Fritzbox 7590, AVM Repeater, Dect-Repeater, Power-LAN

In unserem Haus ist das WLAN über vier Etagen mit Keller schwer zu vernetzen. Eine Kombination aus LAN und WLAN mit der Kombination von Power-LAN ist hier meine Lösung.

Die Fritzbox steht dabei im Wohnbereich, in dem eine halbwegs stabile WLAN-Versorgung am wichtigsten ist. Von dort geht es ins Stromnetz und die Repeater nehmen das auf den Etagen von dort auf und geben das WLAN von dort aus weiter. Relativ Neu wird hier das MESH-Netzwerk verwendet, damit entfällt das aus und neu Einbuchen auf einen WLAN-Sender.

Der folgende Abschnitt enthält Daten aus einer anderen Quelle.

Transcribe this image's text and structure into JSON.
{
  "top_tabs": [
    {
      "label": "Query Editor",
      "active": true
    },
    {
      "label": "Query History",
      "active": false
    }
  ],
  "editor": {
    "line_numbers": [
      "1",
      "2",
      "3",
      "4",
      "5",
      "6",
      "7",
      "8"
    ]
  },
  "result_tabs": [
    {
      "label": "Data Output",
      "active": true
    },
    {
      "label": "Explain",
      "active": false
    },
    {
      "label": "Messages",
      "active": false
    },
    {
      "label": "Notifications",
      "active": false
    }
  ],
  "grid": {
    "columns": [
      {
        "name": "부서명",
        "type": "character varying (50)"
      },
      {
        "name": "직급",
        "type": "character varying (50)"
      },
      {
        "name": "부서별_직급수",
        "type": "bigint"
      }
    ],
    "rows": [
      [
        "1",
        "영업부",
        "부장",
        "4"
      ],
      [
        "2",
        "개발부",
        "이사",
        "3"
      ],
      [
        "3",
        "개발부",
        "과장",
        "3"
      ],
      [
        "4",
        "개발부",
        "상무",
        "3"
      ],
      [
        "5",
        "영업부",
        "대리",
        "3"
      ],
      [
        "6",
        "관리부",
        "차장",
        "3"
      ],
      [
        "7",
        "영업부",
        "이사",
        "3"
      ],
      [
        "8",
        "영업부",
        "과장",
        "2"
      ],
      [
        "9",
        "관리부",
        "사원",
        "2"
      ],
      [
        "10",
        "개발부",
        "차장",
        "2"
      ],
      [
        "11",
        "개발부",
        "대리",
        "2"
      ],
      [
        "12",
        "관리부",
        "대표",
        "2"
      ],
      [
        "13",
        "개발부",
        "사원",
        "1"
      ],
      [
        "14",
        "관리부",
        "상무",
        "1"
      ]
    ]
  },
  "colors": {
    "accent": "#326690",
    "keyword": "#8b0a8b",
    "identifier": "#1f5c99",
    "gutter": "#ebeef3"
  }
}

Alle Streaming-System (Fire-TV, Apple TV, Smart-TV sind dabei per LAN verbunden, hier hatte ich immer wieder Probleme mit Ausfällen oder Unterbrechungen, die gerade beim Film schauen sehr lästig sind. Die dazu erforderlichen Switche sind direkt an der Fritzbox angeschlossen, Kasskadierungen habe ich vermieden. Im Haus gibt es, zumindest auf der Südseite, eine strukturierte CAT7 Verkabelung.

Das ist das Ergebnis von vielen nervenaufreibenden Versuchen. Obwohl ich hier nicht ganz unbedarft bin, bekam ich das anders nie zuverlässig zum laufen. Das senkt den WaF (Woman Acceptance Factor) und nervt einen selbst, wenn man es sich selbst nicht mehr erklären kann.

Siri versus Alexa

Ich habe beide Systeme im Einsatz. Beides kann in unterschiedlichen Tiefen mein Haus und Entertainmentsystem steuern. Alexa (Aktivierungswort Computer bis auf Sonos Beam, da geht es noch nicht) steuert mehr meine Musik und den Fernseher über einen Harmony Hub, Siri mehr das Licht, die Programme wie die Nachtschaltung Gute Nacht oder Tagschaltung Guten Morgen über eine Homebridge, basierend auf einer Virtuellen Maschine mit Ubuntu.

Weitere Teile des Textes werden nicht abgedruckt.